CashAfrica has partnered with ChamsSwitch to address compliance gaps holding back its tap-to-pay infrastructure and stalled bank and fintech integrations.
CashAfrica, a Nigerian contactless payment infrastructure provider, has signed a partnership with ChamsSwitch to support regulatory and compliance requirements for tap-to-pay.
CashAfrica builds the “tap” part of tap-to-pay, which is the experience where a customer taps a phone or card on a point-of-sale terminal. It uses NFC, which is a short-range wireless link that works when devices are a few centimetres apart.
ChamsSwitch will handle switching and electronic payment processing. In simple terms, it routes the transaction between financial institutions, like a traffic controller that sends payment messages to the right bank and helps update account balances.
CashAfrica said it had ongoing deals with Palmpay, AltBank, and Sterling Bank, but they slowed down due to extended due diligence and regulatory concerns.

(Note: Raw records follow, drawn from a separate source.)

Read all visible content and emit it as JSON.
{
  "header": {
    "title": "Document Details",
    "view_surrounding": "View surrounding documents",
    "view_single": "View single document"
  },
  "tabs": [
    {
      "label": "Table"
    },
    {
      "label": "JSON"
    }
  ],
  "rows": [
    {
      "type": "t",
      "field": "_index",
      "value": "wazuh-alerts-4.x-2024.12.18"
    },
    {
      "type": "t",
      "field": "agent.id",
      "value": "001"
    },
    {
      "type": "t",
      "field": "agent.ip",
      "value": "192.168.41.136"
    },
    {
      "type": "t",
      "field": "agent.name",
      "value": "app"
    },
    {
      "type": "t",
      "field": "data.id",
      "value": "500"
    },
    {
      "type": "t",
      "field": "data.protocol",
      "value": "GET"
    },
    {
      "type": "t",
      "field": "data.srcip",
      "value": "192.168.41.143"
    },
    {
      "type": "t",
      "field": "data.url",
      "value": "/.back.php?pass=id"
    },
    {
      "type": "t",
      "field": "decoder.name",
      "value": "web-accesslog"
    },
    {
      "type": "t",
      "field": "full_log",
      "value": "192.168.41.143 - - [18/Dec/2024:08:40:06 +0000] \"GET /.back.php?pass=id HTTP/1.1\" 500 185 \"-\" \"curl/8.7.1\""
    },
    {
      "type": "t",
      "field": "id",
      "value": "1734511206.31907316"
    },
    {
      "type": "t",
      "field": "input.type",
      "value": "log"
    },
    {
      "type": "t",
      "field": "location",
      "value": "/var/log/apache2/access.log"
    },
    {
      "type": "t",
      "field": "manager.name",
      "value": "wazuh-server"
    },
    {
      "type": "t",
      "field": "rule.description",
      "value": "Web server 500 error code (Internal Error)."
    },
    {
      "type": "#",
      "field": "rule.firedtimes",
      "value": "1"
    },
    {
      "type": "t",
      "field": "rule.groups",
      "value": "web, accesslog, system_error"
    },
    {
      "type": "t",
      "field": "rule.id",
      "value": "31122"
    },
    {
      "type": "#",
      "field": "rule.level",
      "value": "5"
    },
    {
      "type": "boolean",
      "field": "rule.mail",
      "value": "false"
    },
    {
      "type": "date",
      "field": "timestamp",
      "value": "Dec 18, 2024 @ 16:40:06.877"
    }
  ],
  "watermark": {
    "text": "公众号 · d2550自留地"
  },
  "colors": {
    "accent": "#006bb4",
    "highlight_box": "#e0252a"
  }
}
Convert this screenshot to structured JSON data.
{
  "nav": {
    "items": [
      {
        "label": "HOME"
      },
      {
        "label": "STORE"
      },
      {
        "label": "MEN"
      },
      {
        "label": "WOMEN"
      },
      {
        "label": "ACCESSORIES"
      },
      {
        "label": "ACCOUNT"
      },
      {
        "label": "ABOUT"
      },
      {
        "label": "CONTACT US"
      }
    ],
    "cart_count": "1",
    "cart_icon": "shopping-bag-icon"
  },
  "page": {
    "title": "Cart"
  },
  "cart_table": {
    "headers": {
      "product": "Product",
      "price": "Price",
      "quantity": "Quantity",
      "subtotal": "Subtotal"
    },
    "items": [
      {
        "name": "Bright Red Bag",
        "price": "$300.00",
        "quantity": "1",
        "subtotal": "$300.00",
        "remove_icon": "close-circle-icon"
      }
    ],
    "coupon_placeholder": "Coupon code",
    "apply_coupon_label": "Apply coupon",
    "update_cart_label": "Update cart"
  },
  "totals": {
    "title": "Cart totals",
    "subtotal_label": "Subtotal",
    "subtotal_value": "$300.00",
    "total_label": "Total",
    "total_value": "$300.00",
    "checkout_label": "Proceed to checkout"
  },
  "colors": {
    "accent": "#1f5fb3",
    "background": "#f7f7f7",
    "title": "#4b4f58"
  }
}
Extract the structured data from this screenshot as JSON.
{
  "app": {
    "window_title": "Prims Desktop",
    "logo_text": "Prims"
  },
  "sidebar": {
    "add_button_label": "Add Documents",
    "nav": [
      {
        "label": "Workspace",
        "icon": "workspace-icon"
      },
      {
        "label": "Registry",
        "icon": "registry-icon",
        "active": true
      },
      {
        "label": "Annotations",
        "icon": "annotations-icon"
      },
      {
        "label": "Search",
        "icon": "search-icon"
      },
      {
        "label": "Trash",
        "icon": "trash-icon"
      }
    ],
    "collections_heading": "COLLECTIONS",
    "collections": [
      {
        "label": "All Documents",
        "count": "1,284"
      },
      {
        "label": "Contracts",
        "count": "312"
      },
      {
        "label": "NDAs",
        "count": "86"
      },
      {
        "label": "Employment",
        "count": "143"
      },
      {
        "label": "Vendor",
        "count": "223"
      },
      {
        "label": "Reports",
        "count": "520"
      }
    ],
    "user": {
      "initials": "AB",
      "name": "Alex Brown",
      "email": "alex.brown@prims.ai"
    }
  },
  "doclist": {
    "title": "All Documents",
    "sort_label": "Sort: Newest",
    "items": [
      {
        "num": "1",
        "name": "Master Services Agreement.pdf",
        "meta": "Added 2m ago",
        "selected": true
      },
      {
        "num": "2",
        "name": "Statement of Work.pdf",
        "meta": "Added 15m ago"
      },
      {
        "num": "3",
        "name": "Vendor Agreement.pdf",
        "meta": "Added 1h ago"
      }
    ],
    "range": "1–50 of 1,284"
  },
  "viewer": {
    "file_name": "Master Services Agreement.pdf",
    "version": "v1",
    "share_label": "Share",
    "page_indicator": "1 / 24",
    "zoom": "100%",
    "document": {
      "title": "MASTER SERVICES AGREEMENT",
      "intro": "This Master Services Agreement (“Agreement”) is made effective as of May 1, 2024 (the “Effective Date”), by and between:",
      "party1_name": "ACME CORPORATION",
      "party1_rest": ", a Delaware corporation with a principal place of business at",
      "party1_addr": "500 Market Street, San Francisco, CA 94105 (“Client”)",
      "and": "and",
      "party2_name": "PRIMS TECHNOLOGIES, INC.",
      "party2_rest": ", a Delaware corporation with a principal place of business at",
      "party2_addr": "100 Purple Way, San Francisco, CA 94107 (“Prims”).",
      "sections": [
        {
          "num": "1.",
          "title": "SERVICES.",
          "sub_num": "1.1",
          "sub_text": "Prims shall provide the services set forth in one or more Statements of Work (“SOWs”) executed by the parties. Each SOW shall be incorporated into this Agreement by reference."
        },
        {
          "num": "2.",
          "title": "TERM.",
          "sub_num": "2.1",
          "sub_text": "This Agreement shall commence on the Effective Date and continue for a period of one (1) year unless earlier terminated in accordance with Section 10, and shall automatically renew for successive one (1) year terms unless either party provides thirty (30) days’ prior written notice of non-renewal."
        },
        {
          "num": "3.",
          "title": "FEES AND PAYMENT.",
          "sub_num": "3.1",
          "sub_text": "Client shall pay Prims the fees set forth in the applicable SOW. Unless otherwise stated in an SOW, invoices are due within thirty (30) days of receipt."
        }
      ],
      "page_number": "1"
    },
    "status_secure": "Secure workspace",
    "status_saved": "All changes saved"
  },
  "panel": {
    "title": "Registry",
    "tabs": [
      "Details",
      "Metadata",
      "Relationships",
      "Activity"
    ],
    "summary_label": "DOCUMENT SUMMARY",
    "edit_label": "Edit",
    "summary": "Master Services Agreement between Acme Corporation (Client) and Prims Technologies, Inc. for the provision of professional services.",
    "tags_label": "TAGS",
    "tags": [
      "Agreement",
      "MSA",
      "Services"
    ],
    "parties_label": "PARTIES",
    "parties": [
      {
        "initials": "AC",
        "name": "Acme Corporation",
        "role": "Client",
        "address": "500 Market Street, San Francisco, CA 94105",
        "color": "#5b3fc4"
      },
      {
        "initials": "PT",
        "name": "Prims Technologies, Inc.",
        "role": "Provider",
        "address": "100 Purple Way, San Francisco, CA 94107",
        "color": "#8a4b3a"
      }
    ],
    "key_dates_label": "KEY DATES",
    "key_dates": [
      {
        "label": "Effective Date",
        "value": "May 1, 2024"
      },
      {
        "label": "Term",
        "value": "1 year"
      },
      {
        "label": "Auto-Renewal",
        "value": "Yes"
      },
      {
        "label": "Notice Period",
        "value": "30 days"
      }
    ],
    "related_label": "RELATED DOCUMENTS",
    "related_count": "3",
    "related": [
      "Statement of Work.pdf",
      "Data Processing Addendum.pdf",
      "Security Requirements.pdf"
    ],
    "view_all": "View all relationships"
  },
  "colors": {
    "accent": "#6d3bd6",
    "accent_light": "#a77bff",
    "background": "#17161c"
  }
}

In Nigeria’s payments market, banks and large fintechs often want a licensed switching partner before they connect to a new payment rail. Without that, startups can struggle to pass compliance checks, even if the product works.
CashAfrica’s CEO, Malik Asamu, said the partnership removes a major blocker across fundraising, partnership launches, and integrations. For a tap-to-pay provider, that credibility can be the difference between pilots that stay stuck and deployments that reach merchants.
If the integration runs smoothly, CashAfrica could move faster on bank partnerships, merchant rollout, and new contactless payment use cases across POS networks.